A randomized, double-blind phase II study evaluating cediranib versus cediranib and saracatinib in patients with relapsed metastatic clear-cell renal cancer (COSAK).

BACKGROUND: Preclinical work suggests SRC proteins have a role in the development of resistance to vascular endothelial growth factor (VEGF) targeted therapy in metastatic clear-cell renal cancer (mRCC). This hypothesis was tested in this trial using the SRC inhibitor saracatinib and the VEGF inhibitor cediranib.

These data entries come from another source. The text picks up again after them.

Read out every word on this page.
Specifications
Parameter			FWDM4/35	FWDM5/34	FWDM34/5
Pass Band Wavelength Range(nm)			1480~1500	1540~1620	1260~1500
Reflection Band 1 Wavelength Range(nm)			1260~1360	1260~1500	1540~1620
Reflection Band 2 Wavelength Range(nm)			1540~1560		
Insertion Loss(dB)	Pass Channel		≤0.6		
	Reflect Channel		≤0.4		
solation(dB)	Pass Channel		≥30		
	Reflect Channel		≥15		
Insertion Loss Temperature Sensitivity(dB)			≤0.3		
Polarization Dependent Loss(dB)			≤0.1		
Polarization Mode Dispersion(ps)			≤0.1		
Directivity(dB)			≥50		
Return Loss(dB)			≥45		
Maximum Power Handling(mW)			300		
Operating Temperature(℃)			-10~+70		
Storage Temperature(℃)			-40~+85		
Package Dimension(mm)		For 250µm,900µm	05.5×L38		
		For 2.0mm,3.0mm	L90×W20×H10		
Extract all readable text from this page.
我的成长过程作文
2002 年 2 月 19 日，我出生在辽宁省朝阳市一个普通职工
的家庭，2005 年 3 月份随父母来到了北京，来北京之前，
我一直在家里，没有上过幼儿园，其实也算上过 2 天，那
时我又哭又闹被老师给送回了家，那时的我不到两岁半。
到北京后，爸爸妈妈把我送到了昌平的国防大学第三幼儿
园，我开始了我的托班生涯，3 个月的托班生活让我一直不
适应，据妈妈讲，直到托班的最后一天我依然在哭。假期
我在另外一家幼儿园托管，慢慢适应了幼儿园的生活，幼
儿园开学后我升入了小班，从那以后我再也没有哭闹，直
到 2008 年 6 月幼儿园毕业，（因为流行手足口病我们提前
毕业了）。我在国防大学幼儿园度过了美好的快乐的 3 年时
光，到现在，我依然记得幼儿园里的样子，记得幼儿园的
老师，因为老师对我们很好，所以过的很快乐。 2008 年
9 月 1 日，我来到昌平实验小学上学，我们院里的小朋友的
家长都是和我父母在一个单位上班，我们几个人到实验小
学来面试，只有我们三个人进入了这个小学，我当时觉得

PATIENTS AND METHODS: Patients with disease progression after ≥1 VEGF-targeted therapy were eligible to participate in this double-blind, randomized (1:1) phase II study. The study compared the combination cediranib 30 mg once daily (o.d.) and saracatinib 175 mg o.d. (CS) (n = 69) or cediranib 45 mg o.d. and placebo o.d. (C) (n = 69). Archived tissue was used for biomarker analysis [SRC, focal adhesion kinase (FAK), von Hippel-Lindau, protein tyrosine phosphatase 1b and hypoxia-inducible factor 2α : n = 86]. The primary end point was progression-free survival (PFS) by RECIST v1.1. RESULTS: Between 2010 and 2012, 138 patients were randomized across 16 UK sites. The characteristics of the two groups were well balanced. Partial responses were seen in 13.0% for C and 14.5% for CS (P > 0.05). There was no significant difference in PFS [5.4 months (3.6-7.3 months) for C and 3.9 (2.4-5.3 months) for CS; hazard ratio (HR) 1.18 (0.94-1.48)] or overall survival (OS) [14.2 months (11.2-16.8 months) for C and 10.0 (6.7-13.2 months) for CS; HR 1.28 (1.00-1.63)]. There was no significant difference in the frequency of key adverse events, dose reductions or drug discontinuations. None of the biomarkers were prognostic for PFS or OS. FAK overexpression correlated with an OS benefit [HR 2.29 (1.09-4.82), P > 0.05], but not PFS, for CS. CONCLUSIONS: Saracatinib did not increase the efficacy of a VEGF-targeted therapy (cediranib) in this setting. Biomarker analysis did not identify consistent predictive biomarkers. CLINICALTRIALSGOV: NCT00942877.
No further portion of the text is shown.